Issız Adam korkutacak

Hüseyin TÜRKER
By -
0

“Issız Adam”la kariyerinde patlama yaşayan ve şimdilerde yeni dizisinin yayına girmesi için gün sayan Cemal Hünal, kardeşi Kerem’le çekmeyi planladığı korku filmi için de kolları sıvadı. Hünal, uzun zamandır senaryosu üzerinde çalıştığı filmde, hatalar zincirinin nasıl bir dehşet yaratabileceğini anlatacak.

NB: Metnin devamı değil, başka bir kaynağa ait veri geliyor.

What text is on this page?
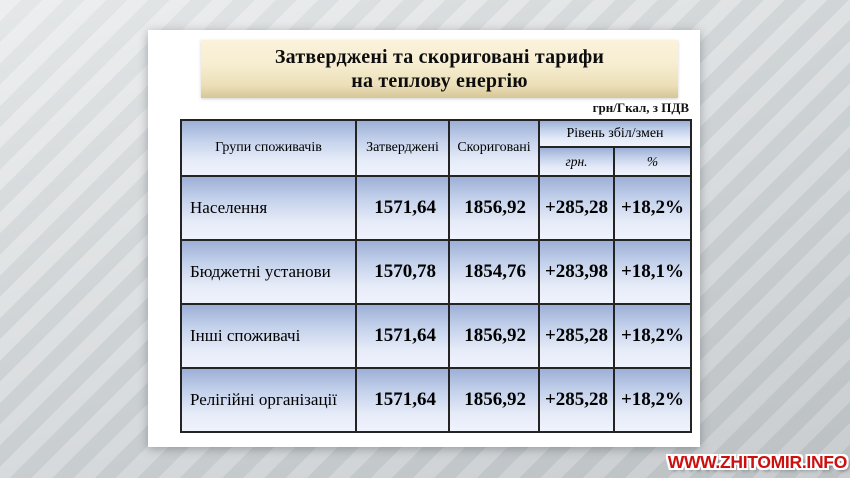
Затверджені та скориговані тарифи
на теплову енергію
грн/Гкал, з ПДВ
Групи споживачів	Затверджені	Скориговані	Рівень збіл/змен	
			грн.	%
Населення	1571,64	1856,92	+285,28	+18,2%
Бюджетні установи	1570,78	1854,76	+283,98	+18,1%
Інші споживачі	1571,64	1856,92	+285,28	+18,2%
Релігійні організації	1571,64	1856,92	+285,28	+18,2%
WWW.ZHITOMIR.INFO
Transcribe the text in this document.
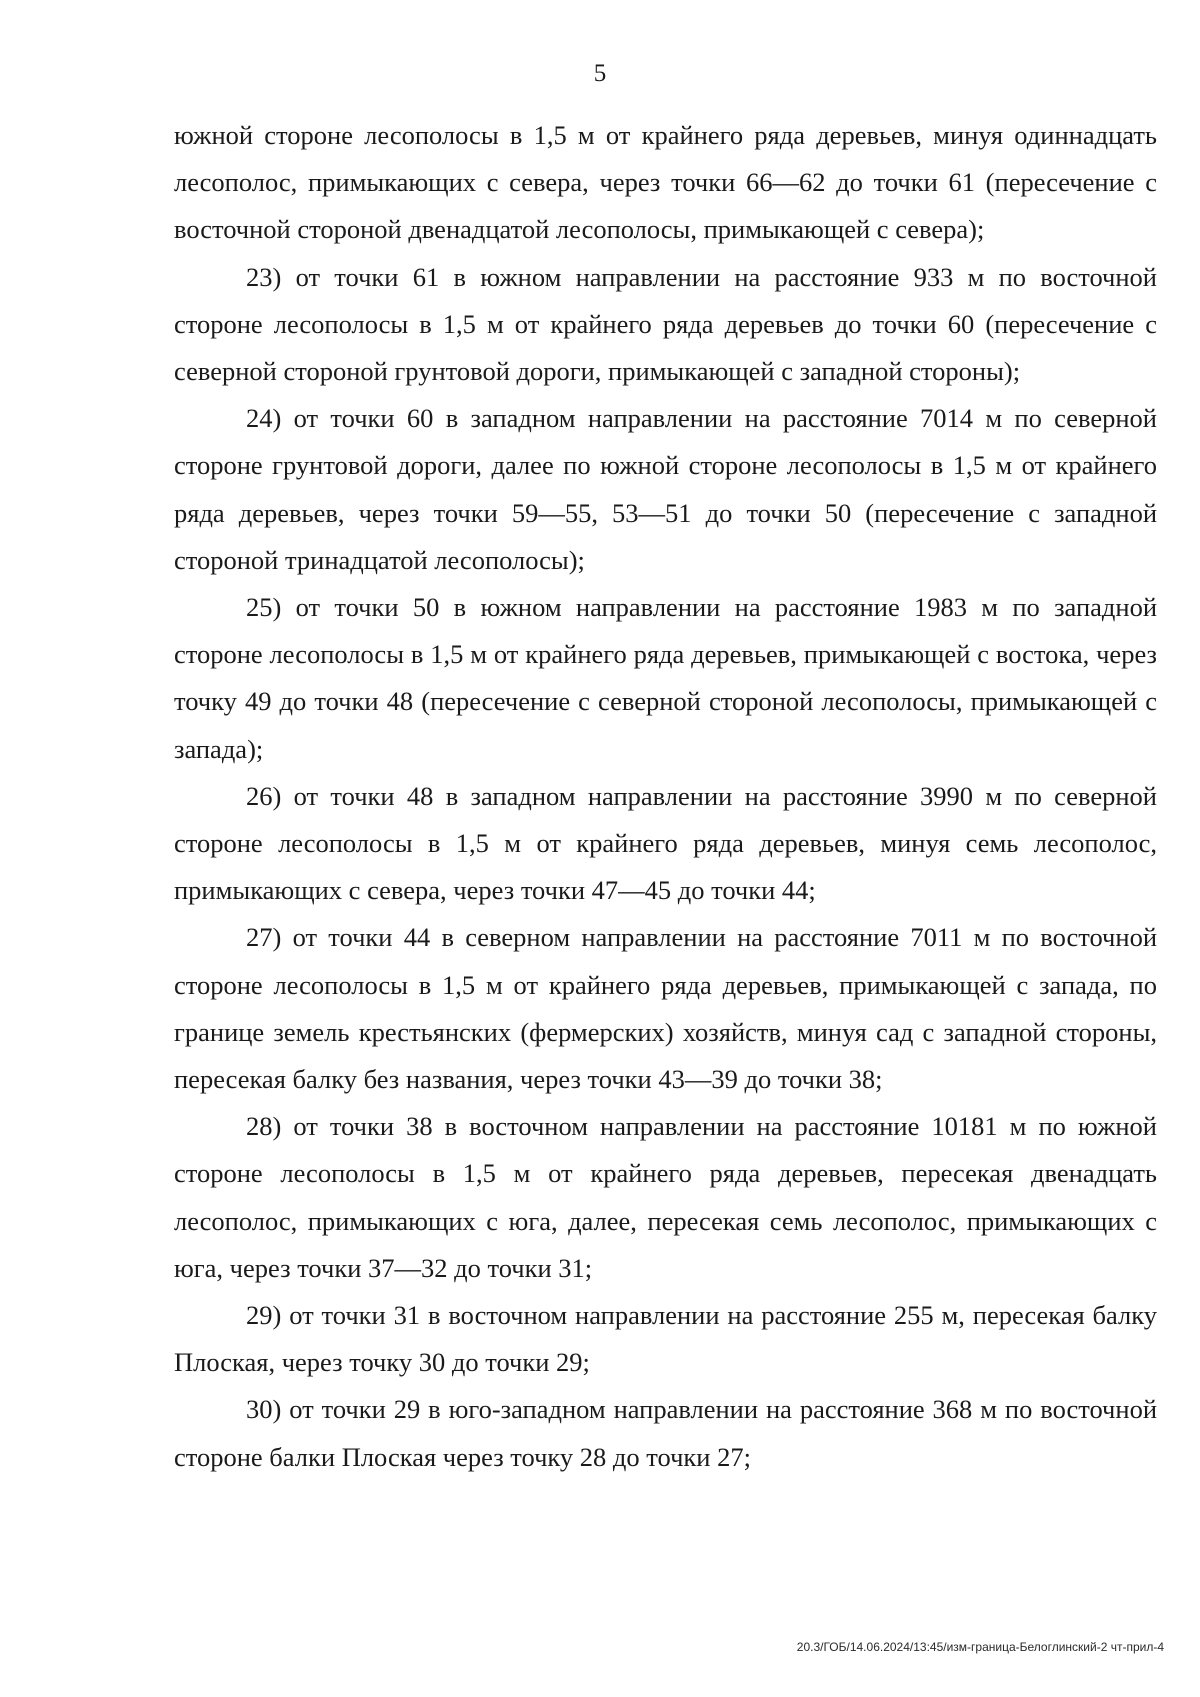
5

южной стороне лесополосы в 1,5 м от крайнего ряда деревьев, минуя одиннадцать лесополос, примыкающих с севера, через точки 66—62 до точки 61 (пересечение с восточной стороной двенадцатой лесополосы, примыкающей с севера);

23) от точки 61 в южном направлении на расстояние 933 м по восточной стороне лесополосы в 1,5 м от крайнего ряда деревьев до точки 60 (пересечение с северной стороной грунтовой дороги, примыкающей с западной стороны);

24) от точки 60 в западном направлении на расстояние 7014 м по северной стороне грунтовой дороги, далее по южной стороне лесополосы в 1,5 м от крайнего ряда деревьев, через точки 59—55, 53—51 до точки 50 (пересечение с западной стороной тринадцатой лесополосы);

25) от точки 50 в южном направлении на расстояние 1983 м по западной стороне лесополосы в 1,5 м от крайнего ряда деревьев, примыкающей с востока, через точку 49 до точки 48 (пересечение с северной стороной лесополосы, примыкающей с запада);

26) от точки 48 в западном направлении на расстояние 3990 м по северной стороне лесополосы в 1,5 м от крайнего ряда деревьев, минуя семь лесополос, примыкающих с севера, через точки 47—45 до точки 44;

27) от точки 44 в северном направлении на расстояние 7011 м по восточной стороне лесополосы в 1,5 м от крайнего ряда деревьев, примыкающей с запада, по границе земель крестьянских (фермерских) хозяйств, минуя сад с западной стороны, пересекая балку без названия, через точки 43—39 до точки 38;

28) от точки 38 в восточном направлении на расстояние 10181 м по южной стороне лесополосы в 1,5 м от крайнего ряда деревьев, пересекая двенадцать лесополос, примыкающих с юга, далее, пересекая семь лесополос, примыкающих с юга, через точки 37—32 до точки 31;

29) от точки 31 в восточном направлении на расстояние 255 м, пересекая балку Плоская, через точку 30 до точки 29;

30) от точки 29 в юго-западном направлении на расстояние 368 м по восточной стороне балки Плоская через точку 28 до точки 27;

20.3/ГОБ/14.06.2024/13:45/изм-граница-Белоглинский-2 чт-прил-4
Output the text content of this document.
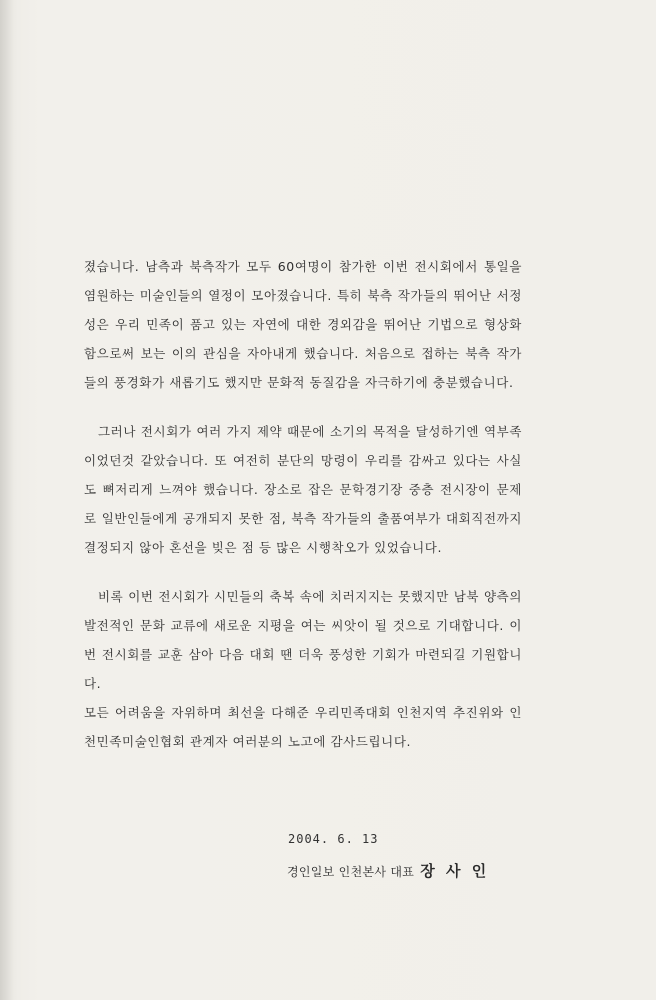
졌습니다. 남측과 북측작가 모두 60여명이 참가한 이번 전시회에서 통일을 염원하는 미술인들의 열정이 모아졌습니다. 특히 북측 작가들의 뛰어난 서정성은 우리 민족이 품고 있는 자연에 대한 경외감을 뛰어난 기법으로 형상화함으로써 보는 이의 관심을 자아내게 했습니다. 처음으로 접하는 북측 작가들의 풍경화가 새롭기도 했지만 문화적 동질감을 자극하기에 충분했습니다.

그러나 전시회가 여러 가지 제약 때문에 소기의 목적을 달성하기엔 역부족이었던것 같았습니다. 또 여전히 분단의 망령이 우리를 감싸고 있다는 사실도 뼈저리게 느껴야 했습니다. 장소로 잡은 문학경기장 중층 전시장이 문제로 일반인들에게 공개되지 못한 점, 북측 작가들의 출품여부가 대회직전까지 결정되지 않아 혼선을 빚은 점 등 많은 시행착오가 있었습니다.

비록 이번 전시회가 시민들의 축복 속에 치러지지는 못했지만 남북 양측의 발전적인 문화 교류에 새로운 지평을 여는 씨앗이 될 것으로 기대합니다. 이번 전시회를 교훈 삼아 다음 대회 땐 더욱 풍성한 기회가 마련되길 기원합니다.

모든 어려움을 자위하며 최선을 다해준 우리민족대회 인천지역 추진위와 인천민족미술인협회 관계자 여러분의 노고에 감사드립니다.

2004. 6. 13
경인일보 인천본사 대표 장 사 인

Yeni diziniz “Seni Bana Yazmışlar”da canlandıracağınız karakterin, “Issız Adam”daki rolünüze benzediği söyleniyor, doğru mu bu?
- Profil açısından doğru bir analiz. Dizideki karakterim Yalçın da filmdeki gibi restoran işletmecisi, çapkın, umarsız. Kendi duygularını her şeyin önünde tutan biri. Farkı ise çok sosyal ve kendinden emin olması. Can sıkıcı derecede de komplekssiz.
   
Sizin bu karakterle bağdaşan yönleriniz var mı?  
- Hiç yok.

Bu rol size teklif edildiğinde, “Issız Adam” karakterinin üzerinize yapışıp kalmasından endişe duymadınız mı?
- Aslında benim genel olarak sıkıntım o. Ben sürekli farklı roller arıyorum. Hatta “Adanalı”da kötü adamı bile oynadım. Her oyuncu mümkün olduğu kadar farklı roller oynamak ister. Kendi potansiyelini keşfetmenin yolu budur. Ama bu projeyi seçmemdeki etken, senaryonun çok hoşuma gitmesi oldu. İkinci faktör de kadro oldu.
 
Dizi ne zaman başlıyor?  
- 30 Temmuz’da.
 
Bu süreçte “Aşk Kokusu” adlı oyununuza devam edecek misiniz?
- Evet, oyuna devam ediyorum.

KORKU FİLMİ ÇEKMEK DRAMADAN DAHA KOLAY

“Aşk Kokusu”ndaki rol arkadaşınız Akasya Asıltürkmen’in, dizi çekimleri nedeniyle oyunu bıraktığı söylendi. Sizde de böyle bir durum ortaya çıkmasın?
- Bir tiyatro oyunu, diziye başlanıyor diye ayrılmayı gerektirmez. Ben ayrılmıyorum. Bu sene “Aşk Kokusu” devam edecek. Hatta yeni bir oyun yapmayı da planlıyoruz.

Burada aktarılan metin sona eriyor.